Présidentielle autrichienne : le candidat d'extrême droite part favori. © Radio France

Ce dimanche, l'Autriche est en passe de devenir le premier pays de l'Union européenne à élire un chef d'Etat appartenant à l'extrême droite.

Norbert Hofer, candidat du Parti de la liberté (FPÖ), islamophobe et eurosceptique, est arrivé en tête du premier tour de l'élection présidentielle avec 35% des suffrages.

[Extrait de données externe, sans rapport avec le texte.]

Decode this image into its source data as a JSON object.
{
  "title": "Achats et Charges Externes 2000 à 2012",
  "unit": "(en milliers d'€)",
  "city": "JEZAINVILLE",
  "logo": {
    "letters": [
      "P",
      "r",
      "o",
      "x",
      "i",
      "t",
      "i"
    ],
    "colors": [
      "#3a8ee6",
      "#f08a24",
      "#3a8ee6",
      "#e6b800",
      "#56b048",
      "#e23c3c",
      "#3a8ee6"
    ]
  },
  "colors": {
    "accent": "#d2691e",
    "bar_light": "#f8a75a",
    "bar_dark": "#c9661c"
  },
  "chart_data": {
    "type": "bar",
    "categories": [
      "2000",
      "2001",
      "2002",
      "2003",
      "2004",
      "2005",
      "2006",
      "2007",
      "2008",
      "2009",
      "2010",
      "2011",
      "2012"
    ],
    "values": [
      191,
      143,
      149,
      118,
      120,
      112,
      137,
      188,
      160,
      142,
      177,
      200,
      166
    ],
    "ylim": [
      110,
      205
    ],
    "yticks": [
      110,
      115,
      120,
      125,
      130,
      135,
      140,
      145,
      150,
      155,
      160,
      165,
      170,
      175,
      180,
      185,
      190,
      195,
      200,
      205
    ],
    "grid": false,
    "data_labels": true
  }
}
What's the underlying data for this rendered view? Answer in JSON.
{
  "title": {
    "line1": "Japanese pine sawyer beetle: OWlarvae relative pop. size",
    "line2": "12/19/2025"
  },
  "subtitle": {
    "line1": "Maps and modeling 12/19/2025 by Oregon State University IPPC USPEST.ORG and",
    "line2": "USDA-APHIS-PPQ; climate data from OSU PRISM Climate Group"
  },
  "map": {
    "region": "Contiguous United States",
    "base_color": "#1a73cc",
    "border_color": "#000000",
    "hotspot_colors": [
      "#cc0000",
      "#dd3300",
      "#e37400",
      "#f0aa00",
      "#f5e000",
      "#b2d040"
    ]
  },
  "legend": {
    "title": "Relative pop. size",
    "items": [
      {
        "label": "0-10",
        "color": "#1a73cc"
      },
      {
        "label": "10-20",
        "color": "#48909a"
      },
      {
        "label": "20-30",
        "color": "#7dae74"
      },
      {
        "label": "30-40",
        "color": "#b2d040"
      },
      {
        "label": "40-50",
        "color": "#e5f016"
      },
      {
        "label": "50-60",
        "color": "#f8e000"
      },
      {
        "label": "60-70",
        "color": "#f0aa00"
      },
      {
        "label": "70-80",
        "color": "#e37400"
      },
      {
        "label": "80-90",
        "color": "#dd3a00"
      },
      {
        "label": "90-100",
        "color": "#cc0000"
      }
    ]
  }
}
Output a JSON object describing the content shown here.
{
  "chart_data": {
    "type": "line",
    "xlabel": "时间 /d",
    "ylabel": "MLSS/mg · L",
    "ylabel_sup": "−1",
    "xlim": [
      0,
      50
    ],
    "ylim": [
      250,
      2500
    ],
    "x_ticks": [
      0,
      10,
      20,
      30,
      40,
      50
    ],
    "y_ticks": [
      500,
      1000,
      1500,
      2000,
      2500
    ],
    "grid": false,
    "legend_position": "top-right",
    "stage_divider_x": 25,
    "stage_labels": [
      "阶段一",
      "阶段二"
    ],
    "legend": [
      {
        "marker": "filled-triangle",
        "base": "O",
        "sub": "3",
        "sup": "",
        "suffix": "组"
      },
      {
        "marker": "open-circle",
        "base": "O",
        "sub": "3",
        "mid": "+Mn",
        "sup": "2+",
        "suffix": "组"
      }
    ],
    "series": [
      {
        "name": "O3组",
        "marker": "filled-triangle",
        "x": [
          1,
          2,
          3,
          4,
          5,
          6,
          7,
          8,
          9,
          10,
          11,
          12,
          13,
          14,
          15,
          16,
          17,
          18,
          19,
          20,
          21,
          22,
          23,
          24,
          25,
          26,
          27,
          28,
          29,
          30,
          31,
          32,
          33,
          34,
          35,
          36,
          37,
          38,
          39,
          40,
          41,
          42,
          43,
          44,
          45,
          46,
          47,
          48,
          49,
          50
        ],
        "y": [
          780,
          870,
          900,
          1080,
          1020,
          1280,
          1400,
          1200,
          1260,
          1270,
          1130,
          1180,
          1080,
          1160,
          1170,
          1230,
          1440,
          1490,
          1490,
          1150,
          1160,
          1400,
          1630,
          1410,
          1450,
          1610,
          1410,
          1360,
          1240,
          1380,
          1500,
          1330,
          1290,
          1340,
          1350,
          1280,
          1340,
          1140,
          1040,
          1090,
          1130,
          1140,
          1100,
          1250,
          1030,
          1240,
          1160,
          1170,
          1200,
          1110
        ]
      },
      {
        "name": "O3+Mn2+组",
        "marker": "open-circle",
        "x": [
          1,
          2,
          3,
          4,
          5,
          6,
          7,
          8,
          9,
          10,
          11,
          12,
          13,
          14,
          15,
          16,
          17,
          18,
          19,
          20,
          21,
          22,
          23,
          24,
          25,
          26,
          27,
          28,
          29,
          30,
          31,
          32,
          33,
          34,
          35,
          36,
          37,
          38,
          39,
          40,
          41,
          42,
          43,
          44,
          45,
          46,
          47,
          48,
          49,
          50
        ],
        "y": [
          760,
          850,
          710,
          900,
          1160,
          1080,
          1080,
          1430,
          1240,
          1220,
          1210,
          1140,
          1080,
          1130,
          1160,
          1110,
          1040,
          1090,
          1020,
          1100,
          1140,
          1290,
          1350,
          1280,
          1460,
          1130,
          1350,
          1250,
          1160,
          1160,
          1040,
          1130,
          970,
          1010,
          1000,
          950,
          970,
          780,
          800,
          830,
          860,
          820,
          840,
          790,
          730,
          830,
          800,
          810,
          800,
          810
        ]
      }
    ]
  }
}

Il pourrait donc l'emporter face à l'indépendant Alexander van der Bellen, ancien chef des Ecologistes.

Aucun représentant des deux partis traditionnels

Aucun représentant des deux partis traditionnels, sociaux-démocrates du SPÖ et les conservateurs de l'ÖVP, n’a pu se maintenir au second tour.

Cette situation a eu des conséquences au sein du SPÖ, parti majoritaire de la coalition avec l'ÖVP. Le chancelier Werner Faymann a quitté ses fonctions au profit de Christian Kern, un ancien patron des chemins de fer.

Certes le président autrichien ne joue traditionnellement qu’un rôle protocolaire mais il dispose de certains pouvoirs. Entre autre, celui de nommer le chancelier, de révoquer le gouvernement et d’être le chef des armées.

Attaques acerbes

Depuis le 24 avril, date du premier tour, les deux adversaires lancent des attaques acerbes. Hofer a qualifié son concurrent de "fasciste écologiste". Van der Bellen, professeur d'économie âgé de 72 ans, a pour sa part accusé Hofer de chercher à trouver n'importe quel prétexte pour destituer le gouvernement en place.

A 45 ans, Hofer, est ancien ingénieur de l'aéronautique, au style discret mais extrêmement déterminé. Il a multiplié les déclarations sur la menace posée par l'arrivée de migrants musulmans. Par ailleurs, le FPO progresse depuis plusieurs années.